JD : Au départ, il y a cette série de photographies qui s’appelle Surfaces profondes, sur laquelle je travaille depuis 2014 et qui suit son cours dans le temps long de mon travail. Il n’y a pas de point final. Ce sont des apparitions lumineuses, des épiphanies de lumière dans l’architecture, des sensations d’espaces et de lumières que j’ai choisi de retranscrire photographiquement, parce qu’à chaque fois, elles me paraissaient importantes à garder et à transmettre.
Le dessin est une pratique que j’avais laissée de côté depuis l’âge de 20 ans et qui était quand même toujours restée une question ouverte : est-ce que ce médium pouvait revenir ?
En réalité, j’avais en tête une image de lumière que je n’arrivais pas à faire. Je butais vraiment sur ce motif. Je l’ai vue deux fois au Portugal, à Viseu. Cela a été une expérience, là aussi, suffisamment forte pour que j’aie eu envie de la photographier. Mais donc il y a ce manque, cette image qui n’arrive pas à exister.
En janvier 2022, j’ai eu une sorte d’apparition d’une composition de dessins – un peu comme ces images photographiques sont des apparitions, d’une certaine manière. J’ai compris que ça devait être un dessin et que c’était une réponse à cette chose que je n’arrivais pas à photographier. Après, j’ai cherché le format, la composition et j’ai fait ce premier dessin. De ce premier dessin est née toute une série sur laquelle je travaille actuellement, qui est une recherche en cours.

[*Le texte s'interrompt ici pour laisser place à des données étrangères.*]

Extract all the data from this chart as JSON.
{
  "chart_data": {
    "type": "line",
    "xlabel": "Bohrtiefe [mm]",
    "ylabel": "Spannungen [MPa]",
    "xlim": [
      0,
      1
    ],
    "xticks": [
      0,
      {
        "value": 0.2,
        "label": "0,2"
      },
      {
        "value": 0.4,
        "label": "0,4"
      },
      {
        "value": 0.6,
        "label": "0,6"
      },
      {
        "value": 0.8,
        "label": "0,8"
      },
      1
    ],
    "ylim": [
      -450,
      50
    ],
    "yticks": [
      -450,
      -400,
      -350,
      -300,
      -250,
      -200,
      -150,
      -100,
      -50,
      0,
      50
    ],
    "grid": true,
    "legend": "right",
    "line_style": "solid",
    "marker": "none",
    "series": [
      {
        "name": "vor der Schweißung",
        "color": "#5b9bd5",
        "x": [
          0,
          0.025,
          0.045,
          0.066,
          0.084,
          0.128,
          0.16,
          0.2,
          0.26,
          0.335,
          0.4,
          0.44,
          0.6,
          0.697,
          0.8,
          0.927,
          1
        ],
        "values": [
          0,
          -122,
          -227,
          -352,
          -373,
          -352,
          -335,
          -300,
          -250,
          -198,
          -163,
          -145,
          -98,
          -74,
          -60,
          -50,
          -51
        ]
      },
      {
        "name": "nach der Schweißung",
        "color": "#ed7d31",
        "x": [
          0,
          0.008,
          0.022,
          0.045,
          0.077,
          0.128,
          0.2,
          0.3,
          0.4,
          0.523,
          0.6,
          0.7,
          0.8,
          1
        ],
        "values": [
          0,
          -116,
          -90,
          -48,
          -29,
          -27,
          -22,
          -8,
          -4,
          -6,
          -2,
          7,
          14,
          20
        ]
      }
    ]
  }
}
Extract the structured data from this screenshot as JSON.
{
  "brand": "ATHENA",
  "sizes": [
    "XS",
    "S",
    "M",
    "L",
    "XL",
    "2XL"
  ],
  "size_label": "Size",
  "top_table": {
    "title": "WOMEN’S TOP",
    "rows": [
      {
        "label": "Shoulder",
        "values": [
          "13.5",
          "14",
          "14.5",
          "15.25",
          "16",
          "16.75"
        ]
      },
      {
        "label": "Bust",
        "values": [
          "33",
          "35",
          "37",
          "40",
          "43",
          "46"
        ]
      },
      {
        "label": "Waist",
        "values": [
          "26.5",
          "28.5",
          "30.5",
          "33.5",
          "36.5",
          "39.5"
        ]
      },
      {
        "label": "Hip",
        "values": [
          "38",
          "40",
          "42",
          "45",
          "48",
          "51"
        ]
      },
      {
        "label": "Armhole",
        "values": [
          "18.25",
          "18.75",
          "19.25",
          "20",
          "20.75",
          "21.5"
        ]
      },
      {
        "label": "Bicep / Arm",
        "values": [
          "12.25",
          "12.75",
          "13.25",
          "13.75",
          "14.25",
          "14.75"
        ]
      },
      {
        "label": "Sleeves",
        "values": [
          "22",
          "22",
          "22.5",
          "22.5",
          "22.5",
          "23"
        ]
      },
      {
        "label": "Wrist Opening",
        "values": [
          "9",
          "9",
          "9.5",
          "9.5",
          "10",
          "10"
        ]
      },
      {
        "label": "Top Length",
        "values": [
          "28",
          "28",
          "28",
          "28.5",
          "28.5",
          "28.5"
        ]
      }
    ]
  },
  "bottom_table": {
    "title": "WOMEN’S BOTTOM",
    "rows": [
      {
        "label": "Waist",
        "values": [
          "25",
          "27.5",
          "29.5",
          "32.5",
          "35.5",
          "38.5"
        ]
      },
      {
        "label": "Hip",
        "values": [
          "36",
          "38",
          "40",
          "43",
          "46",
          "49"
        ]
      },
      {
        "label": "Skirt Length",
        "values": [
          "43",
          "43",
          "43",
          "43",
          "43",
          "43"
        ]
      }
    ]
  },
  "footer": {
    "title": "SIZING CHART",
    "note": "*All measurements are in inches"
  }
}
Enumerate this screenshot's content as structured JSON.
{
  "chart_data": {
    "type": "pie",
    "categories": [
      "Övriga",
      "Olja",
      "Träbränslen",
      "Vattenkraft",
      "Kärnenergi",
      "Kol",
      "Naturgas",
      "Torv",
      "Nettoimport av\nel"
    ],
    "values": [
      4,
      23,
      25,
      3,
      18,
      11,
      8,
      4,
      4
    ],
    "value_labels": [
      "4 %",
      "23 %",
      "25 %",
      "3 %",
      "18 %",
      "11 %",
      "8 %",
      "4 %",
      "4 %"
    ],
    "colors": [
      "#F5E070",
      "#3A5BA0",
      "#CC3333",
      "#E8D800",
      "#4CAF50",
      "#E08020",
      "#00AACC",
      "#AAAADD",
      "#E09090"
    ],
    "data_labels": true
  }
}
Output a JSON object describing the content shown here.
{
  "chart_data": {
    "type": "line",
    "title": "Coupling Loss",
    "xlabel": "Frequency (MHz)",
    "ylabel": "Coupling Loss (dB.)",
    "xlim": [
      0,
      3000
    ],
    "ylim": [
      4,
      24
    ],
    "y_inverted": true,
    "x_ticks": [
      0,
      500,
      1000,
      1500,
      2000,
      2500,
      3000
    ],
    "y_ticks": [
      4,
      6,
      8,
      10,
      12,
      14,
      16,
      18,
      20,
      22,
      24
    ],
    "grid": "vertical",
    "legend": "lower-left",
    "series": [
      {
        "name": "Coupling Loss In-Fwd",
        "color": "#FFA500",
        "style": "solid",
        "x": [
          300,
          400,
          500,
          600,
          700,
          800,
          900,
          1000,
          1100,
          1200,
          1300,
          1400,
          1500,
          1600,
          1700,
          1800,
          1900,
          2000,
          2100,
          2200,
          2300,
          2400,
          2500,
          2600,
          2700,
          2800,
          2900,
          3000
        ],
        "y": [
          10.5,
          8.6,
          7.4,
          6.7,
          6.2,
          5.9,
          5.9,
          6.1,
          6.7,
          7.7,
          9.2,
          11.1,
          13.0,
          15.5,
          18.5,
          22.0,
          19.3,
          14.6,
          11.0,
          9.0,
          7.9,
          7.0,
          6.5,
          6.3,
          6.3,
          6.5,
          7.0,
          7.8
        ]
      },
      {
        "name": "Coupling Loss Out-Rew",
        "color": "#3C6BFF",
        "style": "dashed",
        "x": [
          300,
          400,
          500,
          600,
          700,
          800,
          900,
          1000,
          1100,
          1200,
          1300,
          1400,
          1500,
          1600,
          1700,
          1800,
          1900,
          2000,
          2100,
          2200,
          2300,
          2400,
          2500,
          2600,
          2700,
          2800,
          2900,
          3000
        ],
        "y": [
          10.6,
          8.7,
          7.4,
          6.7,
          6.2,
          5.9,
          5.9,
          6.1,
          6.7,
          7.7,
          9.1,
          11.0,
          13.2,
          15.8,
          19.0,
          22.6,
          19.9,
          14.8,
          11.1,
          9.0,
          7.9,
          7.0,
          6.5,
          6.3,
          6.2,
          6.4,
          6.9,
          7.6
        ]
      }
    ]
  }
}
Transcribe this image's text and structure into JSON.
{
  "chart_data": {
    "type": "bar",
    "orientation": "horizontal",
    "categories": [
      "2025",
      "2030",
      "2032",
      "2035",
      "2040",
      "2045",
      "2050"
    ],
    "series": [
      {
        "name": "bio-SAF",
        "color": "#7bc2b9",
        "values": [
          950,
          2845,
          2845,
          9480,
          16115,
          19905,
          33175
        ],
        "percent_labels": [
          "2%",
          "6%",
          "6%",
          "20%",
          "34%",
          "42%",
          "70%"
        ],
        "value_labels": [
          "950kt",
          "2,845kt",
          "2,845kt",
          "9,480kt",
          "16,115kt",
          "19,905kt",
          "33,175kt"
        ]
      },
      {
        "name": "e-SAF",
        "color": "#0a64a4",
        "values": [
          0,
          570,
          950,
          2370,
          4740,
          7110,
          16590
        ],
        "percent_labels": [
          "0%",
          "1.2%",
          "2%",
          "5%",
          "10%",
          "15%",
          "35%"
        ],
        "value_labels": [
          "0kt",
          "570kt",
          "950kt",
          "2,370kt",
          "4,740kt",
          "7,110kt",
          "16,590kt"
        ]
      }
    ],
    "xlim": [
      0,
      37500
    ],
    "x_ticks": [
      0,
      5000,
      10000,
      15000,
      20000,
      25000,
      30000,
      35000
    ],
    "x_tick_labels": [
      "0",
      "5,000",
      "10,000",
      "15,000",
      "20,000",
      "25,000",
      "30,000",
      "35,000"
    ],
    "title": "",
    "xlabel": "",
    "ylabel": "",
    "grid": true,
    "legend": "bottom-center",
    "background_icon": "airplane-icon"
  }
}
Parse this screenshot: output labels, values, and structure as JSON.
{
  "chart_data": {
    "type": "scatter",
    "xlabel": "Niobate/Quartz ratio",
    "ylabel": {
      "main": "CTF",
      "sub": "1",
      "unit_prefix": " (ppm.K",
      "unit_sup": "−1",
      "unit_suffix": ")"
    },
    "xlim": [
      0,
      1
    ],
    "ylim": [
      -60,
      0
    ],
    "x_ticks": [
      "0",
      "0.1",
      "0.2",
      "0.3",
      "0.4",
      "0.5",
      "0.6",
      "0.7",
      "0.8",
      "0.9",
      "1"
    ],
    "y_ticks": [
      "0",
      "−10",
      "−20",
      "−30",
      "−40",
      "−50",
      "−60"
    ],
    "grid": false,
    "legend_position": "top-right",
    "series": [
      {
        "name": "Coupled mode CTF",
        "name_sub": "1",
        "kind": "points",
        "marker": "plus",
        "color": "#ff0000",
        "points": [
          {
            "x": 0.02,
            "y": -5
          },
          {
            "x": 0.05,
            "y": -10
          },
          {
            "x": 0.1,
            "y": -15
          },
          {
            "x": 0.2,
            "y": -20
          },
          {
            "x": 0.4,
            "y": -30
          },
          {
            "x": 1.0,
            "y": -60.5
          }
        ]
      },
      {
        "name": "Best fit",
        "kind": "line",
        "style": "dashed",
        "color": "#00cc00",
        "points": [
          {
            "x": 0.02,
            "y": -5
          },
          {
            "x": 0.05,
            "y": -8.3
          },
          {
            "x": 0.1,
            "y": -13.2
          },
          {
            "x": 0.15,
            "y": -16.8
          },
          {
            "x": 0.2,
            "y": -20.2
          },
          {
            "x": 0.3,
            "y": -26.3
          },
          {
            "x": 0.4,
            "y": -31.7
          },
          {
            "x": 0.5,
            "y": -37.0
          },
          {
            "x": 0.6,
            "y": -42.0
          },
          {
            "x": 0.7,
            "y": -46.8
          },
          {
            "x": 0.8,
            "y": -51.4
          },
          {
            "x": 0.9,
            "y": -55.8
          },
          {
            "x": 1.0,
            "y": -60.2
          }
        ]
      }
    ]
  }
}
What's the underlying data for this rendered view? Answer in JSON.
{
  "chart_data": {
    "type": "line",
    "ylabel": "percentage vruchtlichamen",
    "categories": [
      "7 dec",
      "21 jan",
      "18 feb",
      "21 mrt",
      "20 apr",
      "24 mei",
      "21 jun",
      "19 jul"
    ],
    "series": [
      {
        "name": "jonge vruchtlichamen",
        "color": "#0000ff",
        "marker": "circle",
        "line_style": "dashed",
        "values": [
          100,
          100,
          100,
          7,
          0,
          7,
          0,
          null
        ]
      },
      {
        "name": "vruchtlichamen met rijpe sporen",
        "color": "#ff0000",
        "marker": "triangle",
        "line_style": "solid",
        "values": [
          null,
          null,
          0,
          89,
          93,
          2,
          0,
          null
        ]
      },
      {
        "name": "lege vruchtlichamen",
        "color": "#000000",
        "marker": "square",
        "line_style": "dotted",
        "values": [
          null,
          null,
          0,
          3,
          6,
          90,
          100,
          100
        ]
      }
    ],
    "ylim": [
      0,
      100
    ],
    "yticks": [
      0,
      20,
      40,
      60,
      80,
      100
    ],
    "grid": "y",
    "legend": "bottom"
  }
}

Finalement, il y a des choses qui sont possibles avec le médium photographique, d’autres qui sont possibles avec le dessin : il y a un aller-retour entre ces deux médiums et le troisième qui est la sculpture. Les deux pièces qui sont dans l’exposition étaient des choses que j’avais faites quand j’avais 19 ans, lorsque j’étais en fac d’arts plastiques à Bordeaux. C’est un sujet que j’avais beaucoup aimé, qui est resté dans mon inspiration et qui est à l’œuvre, au travail dans ces images photographiques. J’ai voulu reprendre ces pièces de jeunesse que je considérais avec le temps comme des maquettes à échelle réduite, pour les agrandir à échelle humaine. Donc je les ai reportée en grand. Là aussi, il se passe quelque chose – avec de la sculpture – qui se passe différemment des images, mais qui est propre à la sculpture, à ses matériaux et à son rapport au corps.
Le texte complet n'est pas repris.